Appreciation of Zaytoun's frequently screwball antics is enhanced by the surefooted chemistry between emerging indie star Dorff and his buddy/surrogate son, played by an animated young Palestinian, Abdallah El Akal. This personable child actor, from a beleaguered culture that has up to now offered few Disney Channel opportunities for its burgeoning youth population, has the comic chops to pick our pockets emotionally before sealing the deal with some high-stakes dramatics.

Zaytoun co-star Stephen Dorff was in town recently to promote his first Israeli film appearance along with his new existential brother road-trip, The Motel Life.

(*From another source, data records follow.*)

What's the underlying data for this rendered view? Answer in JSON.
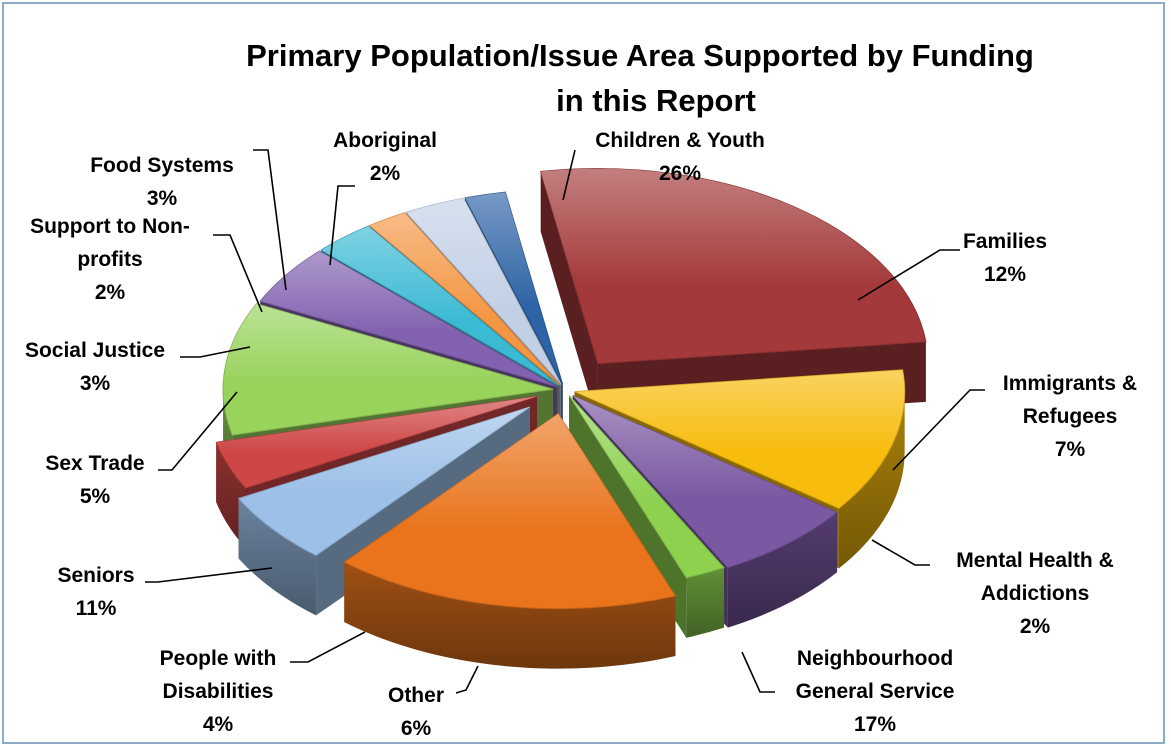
{
  "chart_data": {
    "type": "pie",
    "title_line1": "Primary Population/Issue Area Supported by Funding",
    "title_line2": "in this Report",
    "slices": [
      {
        "label": "Children & Youth",
        "display_lines": [
          "Children & Youth"
        ],
        "percent_label": "26%",
        "value": 26,
        "color": "#A3393A"
      },
      {
        "label": "Families",
        "display_lines": [
          "Families"
        ],
        "percent_label": "12%",
        "value": 12,
        "color": "#F7BC0C"
      },
      {
        "label": "Immigrants & Refugees",
        "display_lines": [
          "Immigrants &",
          "Refugees"
        ],
        "percent_label": "7%",
        "value": 7,
        "color": "#7A58A2"
      },
      {
        "label": "Mental Health & Addictions",
        "display_lines": [
          "Mental Health &",
          "Addictions"
        ],
        "percent_label": "2%",
        "value": 2,
        "color": "#8DD14F"
      },
      {
        "label": "Neighbourhood General Service",
        "display_lines": [
          "Neighbourhood",
          "General Service"
        ],
        "percent_label": "17%",
        "value": 17,
        "color": "#E9741C"
      },
      {
        "label": "Other",
        "display_lines": [
          "Other"
        ],
        "percent_label": "6%",
        "value": 6,
        "color": "#9CC0E8"
      },
      {
        "label": "People with Disabilities",
        "display_lines": [
          "People with",
          "Disabilities"
        ],
        "percent_label": "4%",
        "value": 4,
        "color": "#CE4746"
      },
      {
        "label": "Seniors",
        "display_lines": [
          "Seniors"
        ],
        "percent_label": "11%",
        "value": 11,
        "color": "#98D35C"
      },
      {
        "label": "Sex Trade",
        "display_lines": [
          "Sex Trade"
        ],
        "percent_label": "5%",
        "value": 5,
        "color": "#8262B0"
      },
      {
        "label": "Social Justice",
        "display_lines": [
          "Social Justice"
        ],
        "percent_label": "3%",
        "value": 3,
        "color": "#3BBAD4"
      },
      {
        "label": "Support to Non-profits",
        "display_lines": [
          "Support to Non-",
          "profits"
        ],
        "percent_label": "2%",
        "value": 2,
        "color": "#F49745"
      },
      {
        "label": "Food Systems",
        "display_lines": [
          "Food Systems"
        ],
        "percent_label": "3%",
        "value": 3,
        "color": "#C2D0E6"
      },
      {
        "label": "Aboriginal",
        "display_lines": [
          "Aboriginal"
        ],
        "percent_label": "2%",
        "value": 2,
        "color": "#2E63A6"
      }
    ]
  }
}
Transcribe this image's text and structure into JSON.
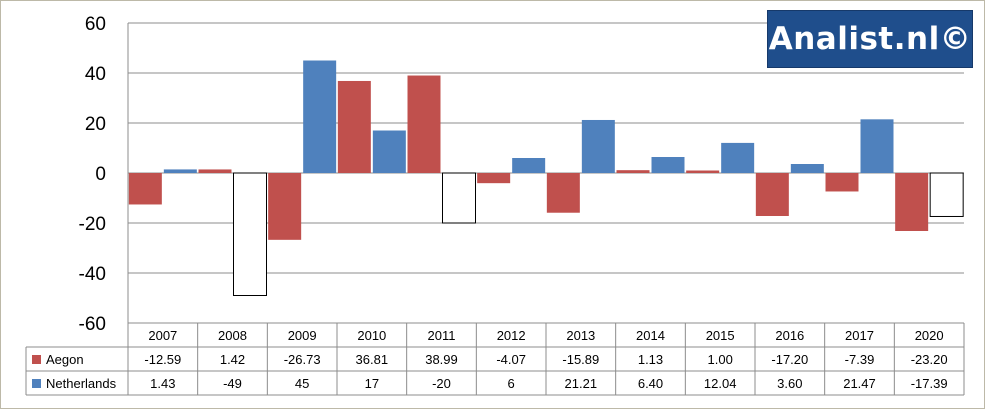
{
  "chart_data": {
    "type": "bar",
    "categories": [
      "2007",
      "2008",
      "2009",
      "2010",
      "2011",
      "2012",
      "2013",
      "2014",
      "2015",
      "2016",
      "2017",
      "2020"
    ],
    "series": [
      {
        "name": "Aegon",
        "color": "#c0504d",
        "values": [
          -12.59,
          1.42,
          -26.73,
          36.81,
          38.99,
          -4.07,
          -15.89,
          1.13,
          1.0,
          -17.2,
          -7.39,
          -23.2
        ],
        "labels": [
          "-12.59",
          "1.42",
          "-26.73",
          "36.81",
          "38.99",
          "-4.07",
          "-15.89",
          "1.13",
          "1.00",
          "-17.20",
          "-7.39",
          "-23.20"
        ]
      },
      {
        "name": "Netherlands",
        "color": "#4f81bd",
        "negative_fill": "#ffffff",
        "values": [
          1.43,
          -49,
          45,
          17,
          -20,
          6,
          21.21,
          6.4,
          12.04,
          3.6,
          21.47,
          -17.39
        ],
        "labels": [
          "1.43",
          "-49",
          "45",
          "17",
          "-20",
          "6",
          "21.21",
          "6.40",
          "12.04",
          "3.60",
          "21.47",
          "-17.39"
        ]
      }
    ],
    "ylim": [
      -60,
      60
    ],
    "yticks": [
      "60",
      "40",
      "20",
      "0",
      "-20",
      "-40",
      "-60"
    ],
    "grid": true,
    "data_table": true
  },
  "logo": {
    "text": "Analist.nl©"
  }
}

In-between bites of French fries from his Nob Hill hotel-catered lunch, the dirty blonde actor, who's gaining buzz for injecting tough-guy roles with touches of humor and vulnerability, discussed the way he gets to duke it out with a scene-stealing kid.

"Zaytoun was a movie that I didn't really think I could do, but I liked the script. I came from a family where my mom was Catholic and my dad was Jewish. I had never been to Israel, so I thought this would be a great adventure for me. It's a movie about two enemies who hate each other, who ultimately form a unique bond over a three-week period. God, it could have been an al-Qaeda member and a New York City policeman.

Abdallah El Akal in a scene from director Eran Riklis' Zaytoun. Photo: Strand Releasing

"Our story takes place in 1982, two weeks before the Lebanon War. This kid shoots me in the ass. I want to kill him, but over three weeks we have a incredible journey, and there's a bittersweet ending. It couldn't be more different from The Motel Life, but it was a character I wanted to go for once director Eran Riklis said, 'I believe you could be Israeli, if you get the Hebrew and get the accent. You actually look Israeli.' He showed me a picture of the [real-life] pilot."

David Lamble: The kid is amazing.

Stephen Dorff: He's a natural, he's not a trained actor. He's a kid who came into the audition who Eran had known from some bank commercial he shot. He came in with this attitude when he saw there were other kids auditioning: "How many times do I have to come here? You don't know I'm the right one for the part?" I said, "That's the kid," and Eran said, "I know, I hope we can get him to show up for work. He doesn't have an agent. He comes from a family where his parents were born in the West Bank. He speaks Hebrew, Arabic, English. He's got his fucking iPad."